So sad that many people feel like failures from the outset for responding to normal baby needs. Waking frequently and needing to be close to you to sleep are normal and protective behaviours in young babies. That's why you're advised to keep them in same room until at least 6 months.

Saying you're "resorting to" co-sleeping and feeding to sleep is getting it totally backwards- these are the easiest ways for everyone to get sleep because most babies are wired to need them. They're blessings to help you, not failures on your part.
Nobody has to teach a baby to "self-settle", they all learn to get themselves to sleep eventually, even if it takes a long time and they need help.
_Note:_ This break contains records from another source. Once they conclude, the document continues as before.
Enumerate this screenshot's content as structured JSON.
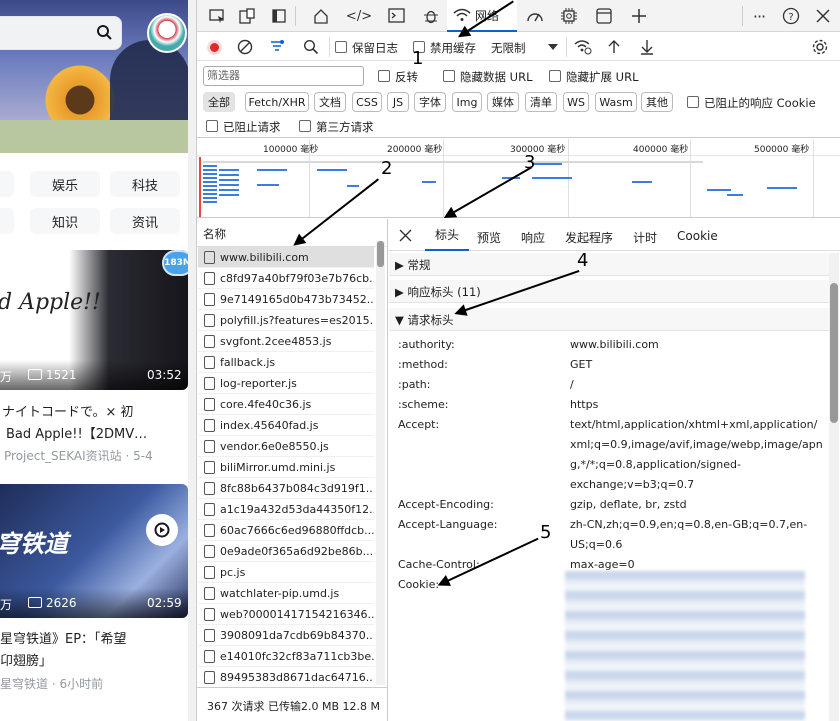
{
  "left": {
    "categories_row1": [
      "娱乐",
      "科技"
    ],
    "categories_row2": [
      "知识",
      "资讯"
    ],
    "video1": {
      "title_line1": "ナイトコードで。× 初",
      "title_line2": "Bad Apple!!【2DMV…",
      "author": "Project_SEKAI资讯站 · 5-4",
      "views": "万",
      "danmaku": "1521",
      "duration": "03:52",
      "badge": "183M",
      "cover_text": "d Apple!!"
    },
    "video2": {
      "title_line1": "星穹铁道》EP：「希望",
      "title_line2": "卬翅膀」",
      "author": "星穹铁道 · 6小时前",
      "views": "万",
      "danmaku": "2626",
      "duration": "02:59",
      "cover_text": "穹铁道"
    }
  },
  "devtools": {
    "tabs": {
      "network": "网络"
    },
    "toolbar": {
      "preserve_log": "保留日志",
      "disable_cache": "禁用缓存",
      "throttle": "无限制"
    },
    "filter": {
      "placeholder": "筛选器",
      "invert": "反转",
      "hide_data_url": "隐藏数据 URL",
      "hide_ext_url": "隐藏扩展 URL",
      "blocked_responses": "已阻止的响应 Cookie",
      "blocked_requests": "已阻止请求",
      "third_party": "第三方请求"
    },
    "type_filters": [
      "全部",
      "Fetch/XHR",
      "文档",
      "CSS",
      "JS",
      "字体",
      "Img",
      "媒体",
      "清单",
      "WS",
      "Wasm",
      "其他"
    ],
    "timeline_ticks": [
      "100000 毫秒",
      "200000 毫秒",
      "300000 毫秒",
      "400000 毫秒",
      "500000 毫秒"
    ],
    "list": {
      "header": "名称",
      "items": [
        "www.bilibili.com",
        "c8fd97a40bf79f03e7b76cb...",
        "9e7149165d0b473b73452...",
        "polyfill.js?features=es2015...",
        "svgfont.2cee4853.js",
        "fallback.js",
        "log-reporter.js",
        "core.4fe40c36.js",
        "index.45640fad.js",
        "vendor.6e0e8550.js",
        "biliMirror.umd.mini.js",
        "8fc88b6437b084c3d919f1...",
        "a1c19a432d53da44350f12...",
        "60ac7666c6ed96880ffdcb...",
        "0e9ade0f365a6d92be86b...",
        "pc.js",
        "watchlater-pip.umd.js",
        "web?00001417154216346...",
        "3908091da7cdb69b84370...",
        "e14010fc32cf83a711cb3be...",
        "89495383d8671dac64716..."
      ],
      "status": "367 次请求  已传输2.0 MB  12.8 M"
    },
    "detail_tabs": [
      "标头",
      "预览",
      "响应",
      "发起程序",
      "计时",
      "Cookie"
    ],
    "sections": {
      "general": "▶ 常规",
      "response_headers": "▶ 响应标头 (11)",
      "request_headers": "▼ 请求标头"
    },
    "headers": [
      {
        "name": ":authority:",
        "value": "www.bilibili.com"
      },
      {
        "name": ":method:",
        "value": "GET"
      },
      {
        "name": ":path:",
        "value": "/"
      },
      {
        "name": ":scheme:",
        "value": "https"
      },
      {
        "name": "Accept:",
        "value": "text/html,application/xhtml+xml,application/"
      },
      {
        "name": "",
        "value": "xml;q=0.9,image/avif,image/webp,image/apn"
      },
      {
        "name": "",
        "value": "g,*/*;q=0.8,application/signed-"
      },
      {
        "name": "",
        "value": "exchange;v=b3;q=0.7"
      },
      {
        "name": "Accept-Encoding:",
        "value": "gzip, deflate, br, zstd"
      },
      {
        "name": "Accept-Language:",
        "value": "zh-CN,zh;q=0.9,en;q=0.8,en-GB;q=0.7,en-"
      },
      {
        "name": "",
        "value": "US;q=0.6"
      },
      {
        "name": "Cache-Control:",
        "value": "max-age=0"
      },
      {
        "name": "Cookie:",
        "value": ""
      }
    ]
  },
  "annotations": [
    "1",
    "2",
    "3",
    "4",
    "5"
  ]
}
I totally understand being exhausted, mine woke often too, but the second time around I was wiser and didn't try to second guess it, and just went with it, trying as many ways as possible to get comfy sleep with the things the baby found easiest- nursing and being in a sling.

I would really advise for your sanity that you try this approach, forget "should" in how the baby sleeps. Why do we treat sleeping so differently to being able to use a potty, for example? They're both biological and take a long time to develop, and they need our help, not forcing. My now 4 year old took over 3 years to sleep through and now she's like a log, but I still enjoy chatting with and cuddling her for 20 minutes after stories until she sleeps, and she'll stop that too soon enough I'm sure.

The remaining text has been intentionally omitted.